Keyboard Stroke?

Edward Ortiz is at it again, this time reviewing a new disc by pianist Simone Dinnerstein. And, as usual, a couple of things caught my eye as, well, awkward, to say the least.

First, there’s the unsubstantiated adverb and adjective.

On Beethoven's piano sonata Op. 110, Dinnerstein powerfully connects with some of Beethoven's forward-looking ideas.

What exactly are those “forward-looking ideas?” How does one powerfully connect with said ideas? Who knows? Not me. “When typing, I powerfully connect with Henry Mill’s forward-looking ideas.” I bet you don’t know who Henry Mill is. Anyway, moving on.

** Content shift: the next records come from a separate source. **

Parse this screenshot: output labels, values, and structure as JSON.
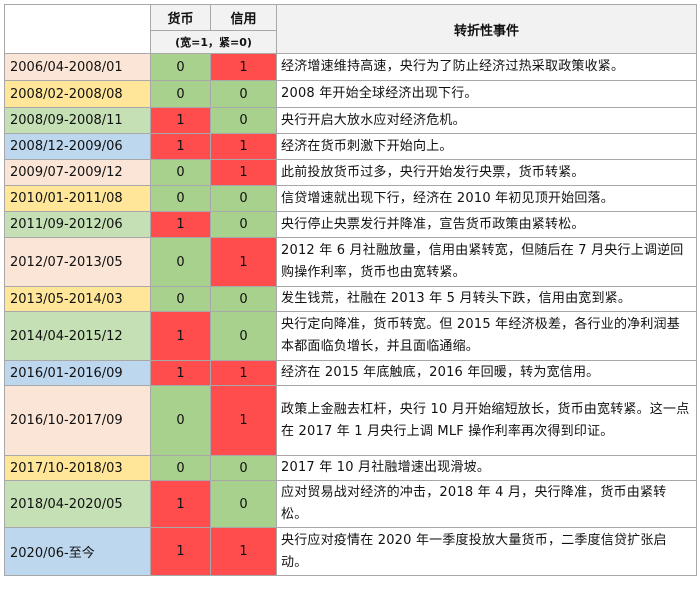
{
  "header": {
    "currency": "货币",
    "credit": "信用",
    "legend": "(宽=1，紧=0)",
    "events": "转折性事件"
  },
  "colors": {
    "zero": "#a9d18e",
    "one": "#ff4d4d",
    "peach": "#fbe5d6",
    "yellow": "#ffe699",
    "green": "#c5e0b4",
    "blue": "#bdd7ee"
  },
  "rows": [
    {
      "period": "2006/04-2008/01",
      "currency": "0",
      "credit": "1",
      "event": "经济增速维持高速，央行为了防止经济过热采取政策收紧。"
    },
    {
      "period": "2008/02-2008/08",
      "currency": "0",
      "credit": "0",
      "event": "2008 年开始全球经济出现下行。"
    },
    {
      "period": "2008/09-2008/11",
      "currency": "1",
      "credit": "0",
      "event": "央行开启大放水应对经济危机。"
    },
    {
      "period": "2008/12-2009/06",
      "currency": "1",
      "credit": "1",
      "event": "经济在货币刺激下开始向上。"
    },
    {
      "period": "2009/07-2009/12",
      "currency": "0",
      "credit": "1",
      "event": "此前投放货币过多，央行开始发行央票，货币转紧。"
    },
    {
      "period": "2010/01-2011/08",
      "currency": "0",
      "credit": "0",
      "event": "信贷增速就出现下行，经济在 2010 年初见顶开始回落。"
    },
    {
      "period": "2011/09-2012/06",
      "currency": "1",
      "credit": "0",
      "event": "央行停止央票发行并降准，宣告货币政策由紧转松。"
    },
    {
      "period": "2012/07-2013/05",
      "currency": "0",
      "credit": "1",
      "event": "2012 年 6 月社融放量，信用由紧转宽，但随后在 7 月央行上调逆回购操作利率，货币也由宽转紧。"
    },
    {
      "period": "2013/05-2014/03",
      "currency": "0",
      "credit": "0",
      "event": "发生钱荒，社融在 2013 年 5 月转头下跌，信用由宽到紧。"
    },
    {
      "period": "2014/04-2015/12",
      "currency": "1",
      "credit": "0",
      "event": "央行定向降准，货币转宽。但 2015 年经济极差，各行业的净利润基本都面临负增长，并且面临通缩。"
    },
    {
      "period": "2016/01-2016/09",
      "currency": "1",
      "credit": "1",
      "event": "经济在 2015 年底触底，2016 年回暖，转为宽信用。"
    },
    {
      "period": "2016/10-2017/09",
      "currency": "0",
      "credit": "1",
      "event": "政策上金融去杠杆，央行 10 月开始缩短放长，货币由宽转紧。这一点在 2017 年 1 月央行上调 MLF 操作利率再次得到印证。"
    },
    {
      "period": "2017/10-2018/03",
      "currency": "0",
      "credit": "0",
      "event": "2017 年 10 月社融增速出现滑坡。"
    },
    {
      "period": "2018/04-2020/05",
      "currency": "1",
      "credit": "0",
      "event": "应对贸易战对经济的冲击，2018 年 4 月，央行降准，货币由紧转松。"
    },
    {
      "period": "2020/06-至今",
      "currency": "1",
      "credit": "1",
      "event": "央行应对疫情在 2020 年一季度投放大量货币，二季度信贷扩张启动。"
    }
  ]
}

Second, there’s the vagueness.

To do so, she honors the telling pauses in the first and second movements, and fronts the hyperkinetic moments throughout.

WTF, my friends? WTF? You all know me by now, so I don’t have to go into it. Let’s just agree that it’s humorously terrible, shall we? Good.

Okay, we have some vacuous language. What of it? Is it post-worthy? Meh. Not sure. I debated it’s merits for a spell, while listening to, guess what, Beethoven’s Opus 110. And wouldn’t you believe it, something sounded awkward, too! It’s just that I couldn’t pinpoint the problem.

Later on in my eventful day, I hopped on over to the Wall Street Journal, where there was, fortuitously enough, another review of the same disc, this time by Barbara Jepson.

The final movement of Beethoven's transcendent Sonata No. 32 in C Minor (Opus 111) is a series of variations on a 16-bar theme presented in its stately opening.

Are you fucking kidding me? Our Eddie-boy got the piece mixed up; it’s opus 111, not opus 110!

What gets me is that, unless he was using the number pad on his keyboard--it's possible, but very key stroke inefficient--1 and 0 are nowhere near each other, meaning three things. Either he thought the piece was, indeed, opus 110—which doesn’t have any pauses in order to be telling—or he didn’t bother to check which piece he actually heard—which could be considered terribly unprofessional (I’m not suggesting this is what actually happened)—or he doesn’t know his Beethoven (How is that even possible?). Which one is the real answer?

All I know is that even the editor didn’t catch the fuck up. So, I guess the editor fucked up, too.


Gustav said...

Well, in the world of foppish classical music worship, getting the opus number wrong is an unforgivable offense. It's akin to not knowing Lotte Lehman's transcendent performance as Sieglinde in the groin-grabbingly awesome recording of Die Walkure from 1935 by the ambulatory and corporeal Vienna Philharmonic and the always punctual Bruno Walter. The scrum-diddily-umptious high A in Act II is the zenith of all music in the history of the world -- EVER! But only in this recording...in other recordings its merely some low-lying base camp at mount that is classical music.

And Henry Mill -- well he either invented the typewriter, or he's a male prostitute.

Lisa Hirsch said...

Holy shit.

AnthonyS said...

Oh why, oh why, aren't you the music critic for your local paper?